Alright. So at this point I’ve missed three normal sessions due to vacation. Today would have been my third and final session for the week. Which means I now only have to wait as long as I would usually wait from a Friday to a Monday session.
No big deal. I can do that.
I am totally over this break, though. I’m still feeling (mostly) emotionally neutral about being away from the therapist. But there’s a reason why I’m in therapy thrice weekly and although that reason has always seemed abstract, I’m beginning to feel the very real side-effects of not having treatment. It’s hard to explain, but there’s an overall sense that things are beginning to pile up.
I do a lot of talking and processing in those three hours. Beyond that, the therapist does a lot of helping me to contain the intensity of my life. When I share my thoughts and feelings with her, I also get to offload some of that onto her.

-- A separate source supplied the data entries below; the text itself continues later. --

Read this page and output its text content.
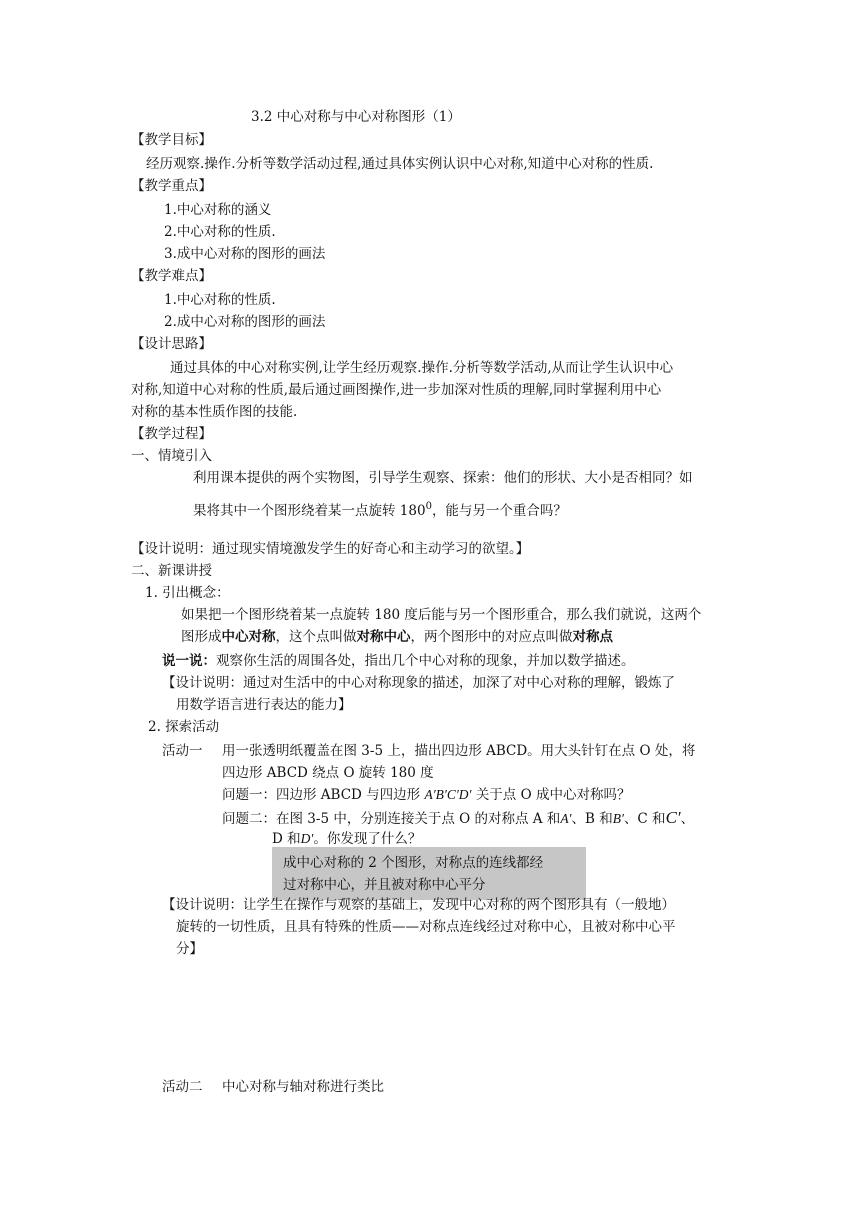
3.2 中心对称与中心对称图形（1）
【教学目标】
经历观察.操作.分析等数学活动过程,通过具体实例认识中心对称,知道中心对称的性质.
【教学重点】
1.中心对称的涵义
2.中心对称的性质.
3.成中心对称的图形的画法
【教学难点】
1.中心对称的性质.
2.成中心对称的图形的画法
【设计思路】
通过具体的中心对称实例,让学生经历观察.操作.分析等数学活动,从而让学生认识中心
对称,知道中心对称的性质,最后通过画图操作,进一步加深对性质的理解,同时掌握利用中心
对称的基本性质作图的技能.
【教学过程】
一、情境引入
利用课本提供的两个实物图，引导学生观察、探索：他们的形状、大小是否相同？如
果将其中一个图形绕着某一点旋转 $180^0$，能与另一个重合吗？
【设计说明：通过现实情境激发学生的好奇心和主动学习的欲望。】
二、新课讲授
1. 引出概念：
如果把一个图形绕着某一点旋转 180 度后能与另一个图形重合，那么我们就说，这两个
图形成中心对称，这个点叫做对称中心，两个图形中的对应点叫做对称点
说一说：观察你生活的周围各处，指出几个中心对称的现象，并加以数学描述。
【设计说明：通过对生活中的中心对称现象的描述，加深了对中心对称的理解，锻炼了
用数学语言进行表达的能力】
2. 探索活动
活动一 用一张透明纸覆盖在图 3-5 上，描出四边形 ABCD。用大头针钉在点 O 处，将
四边形 ABCD 绕点 O 旋转 180 度
问题一：四边形 ABCD 与四边形 A′B′C′D′ 关于点 O 成中心对称吗？
问题二：在图 3-5 中，分别连接关于点 O 的对称点 A 和A′、B 和B′、C 和C′、
D 和D′。你发现了什么？
成中心对称的 2 个图形，对称点的连线都经
过对称中心，并且被对称中心平分
【设计说明：让学生在操作与观察的基础上，发现中心对称的两个图形具有（一般地）
旋转的一切性质，且具有特殊的性质——对称点连线经过对称中心，且被对称中心平
分】
活动二 中心对称与轴对称进行类比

Or, rather, onto the “space”. It’s as if there’s a box (or jars) that we use to store particularly difficult stuff between sessions so that I don’t have to hold onto it alone. Which is nice because having a place to keep the extra hard stuff allows me to go through life without utilizing a ton of energy on containing and managing it. I have more mental and physical energy to do normal, everyday things.

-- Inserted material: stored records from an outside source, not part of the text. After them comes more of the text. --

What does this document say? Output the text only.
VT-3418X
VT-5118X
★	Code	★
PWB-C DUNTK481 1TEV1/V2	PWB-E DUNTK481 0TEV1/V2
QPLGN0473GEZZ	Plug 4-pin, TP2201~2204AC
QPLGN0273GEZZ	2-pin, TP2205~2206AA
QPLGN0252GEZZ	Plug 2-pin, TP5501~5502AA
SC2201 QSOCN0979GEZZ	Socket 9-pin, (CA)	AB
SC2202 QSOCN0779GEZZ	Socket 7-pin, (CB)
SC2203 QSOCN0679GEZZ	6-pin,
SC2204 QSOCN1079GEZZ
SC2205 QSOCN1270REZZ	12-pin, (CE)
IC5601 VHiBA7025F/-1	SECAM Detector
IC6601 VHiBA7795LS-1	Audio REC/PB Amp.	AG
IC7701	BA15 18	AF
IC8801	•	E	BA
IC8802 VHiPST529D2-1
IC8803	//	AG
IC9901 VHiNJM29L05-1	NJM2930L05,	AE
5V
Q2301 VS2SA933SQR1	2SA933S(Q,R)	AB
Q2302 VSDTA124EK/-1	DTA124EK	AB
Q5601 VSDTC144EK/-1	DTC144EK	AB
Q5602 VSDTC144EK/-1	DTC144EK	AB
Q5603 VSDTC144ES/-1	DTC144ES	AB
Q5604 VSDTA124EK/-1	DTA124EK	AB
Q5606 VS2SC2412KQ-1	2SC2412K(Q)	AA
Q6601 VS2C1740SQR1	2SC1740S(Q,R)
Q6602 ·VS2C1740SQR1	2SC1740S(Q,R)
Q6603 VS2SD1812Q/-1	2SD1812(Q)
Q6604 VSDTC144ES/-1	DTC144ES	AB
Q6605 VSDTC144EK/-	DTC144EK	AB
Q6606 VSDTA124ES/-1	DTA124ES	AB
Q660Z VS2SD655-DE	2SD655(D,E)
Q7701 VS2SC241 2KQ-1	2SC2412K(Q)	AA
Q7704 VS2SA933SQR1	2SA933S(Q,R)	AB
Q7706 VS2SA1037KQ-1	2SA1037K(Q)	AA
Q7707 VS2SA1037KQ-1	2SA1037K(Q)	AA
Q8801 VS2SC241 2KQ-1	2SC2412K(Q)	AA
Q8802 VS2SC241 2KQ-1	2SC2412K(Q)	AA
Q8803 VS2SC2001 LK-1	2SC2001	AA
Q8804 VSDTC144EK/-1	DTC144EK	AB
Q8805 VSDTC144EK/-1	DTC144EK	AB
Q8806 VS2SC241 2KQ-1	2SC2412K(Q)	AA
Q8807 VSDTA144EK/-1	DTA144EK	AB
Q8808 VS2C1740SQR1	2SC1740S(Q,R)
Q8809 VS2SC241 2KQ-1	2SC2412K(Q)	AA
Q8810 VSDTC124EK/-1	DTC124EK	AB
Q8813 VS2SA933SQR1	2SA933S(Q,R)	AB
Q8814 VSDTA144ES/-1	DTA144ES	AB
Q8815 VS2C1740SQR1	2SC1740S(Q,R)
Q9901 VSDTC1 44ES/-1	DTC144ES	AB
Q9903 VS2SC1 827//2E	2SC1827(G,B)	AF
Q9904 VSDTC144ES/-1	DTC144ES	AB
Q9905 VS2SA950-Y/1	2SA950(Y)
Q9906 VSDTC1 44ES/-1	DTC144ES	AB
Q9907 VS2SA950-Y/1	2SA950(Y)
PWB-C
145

However, part of why the therapist suggested an increase in session fequency is because new things come up so often for me. So although the previous material is safely stored away, there’s nowhere for me to put the new stuff that has started coming up since last week. I can feel tension building up in my body; my headaches are becoming more frequent and persistent; time is slipping away from me; it’s becoming more and more difficult to sleep – I was up until 6am
last night this morning.
I don’t even know why. I can’t remember why. All I know is that my brain and body refused to sleep. It’s possible that another Part was agitated or simply wanted to watch Netflix. Regardless, this is what happens when I can’t contain things – I lose strength and the System falls into chaos because I cannot be the leader I need to be. Then it creates this cycle where I become more and more vulnerable and thus less and less able to function the way I need to.
It is not fun.
So although this break has been an emotionally stable experience as far as the relationship is concerned (which has also been quite enlightening), I am very much ready to get back in treatment.